Claim. $$ S_N(x)=\sum_{k=1}^N \frac{\sin (kx)}{k} > 0 $$

I just give the main ideas, I hope you will succeed with it.

1. Arguing by contradiction, consider a point $x_0 \in (0,\pi)$ where the sum $S_N(x)=\sum_{k=1}^N \frac{\sin (kx)}{k}$ reaches a negative minimum
2. Using the necessary condition for the existence of a minimum ($S_n'(x_0)=0$) show that $\sin (Nx_0)\geq 0$ and consequently the sum $g_{N-1}$ also takes negative values
3. In pursuing this argument we come to a contradiction to the fact that $S_1(x)=\sin(x)>0$ on $(0,\pi)$

Related (if you are interested) :

• Gibbs phenomenon
• Sharp inequalities for trigonometric sums

Answer 2

Suppose that $x/2\pi$ is a rational number $p/q$ where $p$ and $q$ are coprime.

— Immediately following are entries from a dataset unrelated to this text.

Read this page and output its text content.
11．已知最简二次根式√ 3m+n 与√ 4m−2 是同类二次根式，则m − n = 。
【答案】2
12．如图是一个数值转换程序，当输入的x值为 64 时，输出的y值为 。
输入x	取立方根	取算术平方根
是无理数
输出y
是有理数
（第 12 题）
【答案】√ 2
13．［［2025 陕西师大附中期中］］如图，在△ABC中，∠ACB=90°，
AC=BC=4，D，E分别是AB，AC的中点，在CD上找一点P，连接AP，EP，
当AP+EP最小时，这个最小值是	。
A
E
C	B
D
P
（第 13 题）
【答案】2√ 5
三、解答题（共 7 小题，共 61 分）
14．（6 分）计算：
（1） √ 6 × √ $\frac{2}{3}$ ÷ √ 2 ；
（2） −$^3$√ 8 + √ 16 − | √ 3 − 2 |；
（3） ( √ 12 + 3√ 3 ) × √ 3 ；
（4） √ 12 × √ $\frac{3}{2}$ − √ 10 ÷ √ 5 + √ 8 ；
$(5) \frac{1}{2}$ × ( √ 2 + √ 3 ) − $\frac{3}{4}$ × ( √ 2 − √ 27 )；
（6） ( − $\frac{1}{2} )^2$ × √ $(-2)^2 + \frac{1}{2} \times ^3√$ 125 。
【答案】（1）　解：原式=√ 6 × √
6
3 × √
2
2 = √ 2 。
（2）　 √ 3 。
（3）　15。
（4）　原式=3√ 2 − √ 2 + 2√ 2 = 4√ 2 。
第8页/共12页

We can write $$f_n(x)=\Im\left(\sum\limits_{k\leq 2n-1\text{ and is odd}} \frac{\left(e^{2p\pi i/q}\right)^k}{k} \right)$$.

Let be $$g_n(z)=\sum_{k=0}^{n-1} z^{2k}=\frac{1-z^{2n-1}}{1-z^2}$$ for $z\neq\pm1$

Note that $f_n(x)$ is the imaginary part of the primitive of $g_n$ evaluated at $z=e^{i\pi x}$. I'm not good at calculus and integrating $g_n$ requires hypergeometric functions. I'm sorry but I can't go further.

My idea is to demostrate the statement for a dense subset (namely, $\{x\in(0,\pi):x/2\pi\in\mathbb Q\}$). $f_n$ is clearly continuous, so we can extend for the whole interval.